Thursday, August 27, 2009
Does the long term real price of oil look like it is falling? Sure it may have fallen after the peak in the 70s and again recently, but overall it is up. Oil at $20 is likely gone forever. Oil at $30 is largely gone and unlikely to be seen other than briefly. Oil at $40 or $50 we should see until the next shortage drives another spike in oil prices. We have been able to extract more, but not more cheaply. We will use less, because it is more expensive. We will develop alternatives, because oil will eventually be more expensive than those alternatives. The only way it will fall in price over the long run is if it is displaced and no longer wanted.
Tuesday, August 25, 2009
The division of labor can produce higher quality output and do so more efficiently but only by a limited amount. Labor has specialized since the beginning of civilization but produced only infinitesimal growth. Only the application of scientific knowledge and the advent of powered machinery produced modern levels of growth. This has led to greater specialization but there is little reason to attribute growth to this beyond its embodiment in knowledge and technology.
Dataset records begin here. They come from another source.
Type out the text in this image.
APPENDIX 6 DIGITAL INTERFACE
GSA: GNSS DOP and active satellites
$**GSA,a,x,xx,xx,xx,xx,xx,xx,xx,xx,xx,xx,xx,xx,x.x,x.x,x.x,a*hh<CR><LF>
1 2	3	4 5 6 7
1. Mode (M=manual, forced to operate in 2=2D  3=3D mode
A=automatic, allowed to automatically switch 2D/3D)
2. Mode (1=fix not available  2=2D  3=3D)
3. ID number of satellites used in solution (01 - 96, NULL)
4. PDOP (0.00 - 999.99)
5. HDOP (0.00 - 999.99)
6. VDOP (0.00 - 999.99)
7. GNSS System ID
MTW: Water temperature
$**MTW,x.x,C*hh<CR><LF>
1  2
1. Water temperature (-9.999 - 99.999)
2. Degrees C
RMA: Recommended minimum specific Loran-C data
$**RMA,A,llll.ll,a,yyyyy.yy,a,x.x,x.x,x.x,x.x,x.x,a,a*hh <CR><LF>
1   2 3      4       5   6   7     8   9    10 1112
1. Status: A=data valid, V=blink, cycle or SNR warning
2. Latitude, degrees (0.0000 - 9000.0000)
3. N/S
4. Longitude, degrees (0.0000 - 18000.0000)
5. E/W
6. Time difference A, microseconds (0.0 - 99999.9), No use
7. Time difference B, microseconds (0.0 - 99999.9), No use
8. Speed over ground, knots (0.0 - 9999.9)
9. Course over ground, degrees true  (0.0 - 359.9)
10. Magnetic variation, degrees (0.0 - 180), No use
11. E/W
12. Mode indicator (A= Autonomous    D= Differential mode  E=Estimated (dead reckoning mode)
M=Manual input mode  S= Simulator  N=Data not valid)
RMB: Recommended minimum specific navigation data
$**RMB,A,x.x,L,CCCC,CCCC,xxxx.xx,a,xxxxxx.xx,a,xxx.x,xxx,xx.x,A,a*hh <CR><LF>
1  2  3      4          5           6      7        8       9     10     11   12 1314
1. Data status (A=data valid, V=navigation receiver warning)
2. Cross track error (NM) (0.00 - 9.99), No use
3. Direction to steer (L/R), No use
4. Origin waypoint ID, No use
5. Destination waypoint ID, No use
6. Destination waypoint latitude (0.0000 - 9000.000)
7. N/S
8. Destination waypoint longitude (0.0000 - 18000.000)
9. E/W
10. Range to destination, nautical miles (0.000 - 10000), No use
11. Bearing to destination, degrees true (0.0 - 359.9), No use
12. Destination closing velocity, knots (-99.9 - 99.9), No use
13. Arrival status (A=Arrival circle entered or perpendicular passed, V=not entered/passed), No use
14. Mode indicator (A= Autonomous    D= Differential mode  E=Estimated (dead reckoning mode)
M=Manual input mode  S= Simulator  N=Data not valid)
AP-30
The real usefulness of the division of labor is not in labor at all but in gaining specialized knowledge and replacing labor with technology, automating production.
Thursday, August 20, 2009
The Growth of Real Income (real gdp per capita) in the US demonstrates the transition from an agrarian to industrial to post industrial power. Growth was slow initially but rose over the 19th century in fits and starts. It would rise sharply during booms only to stagnate or fall slightly through busts lasting a decade or more. A dramatic fall occurred over 1929 to 1933 followed by as dramatic a rise climaxing during World War II before settling back to extended consistent growth at the best rates ever. Variability has diminished somewhat over time. Most deviations are small from this upward drift over history. Growth appears to have reached an asymptote of about a factor of 10 per century or about 2.3% a year. So much for past golden ages.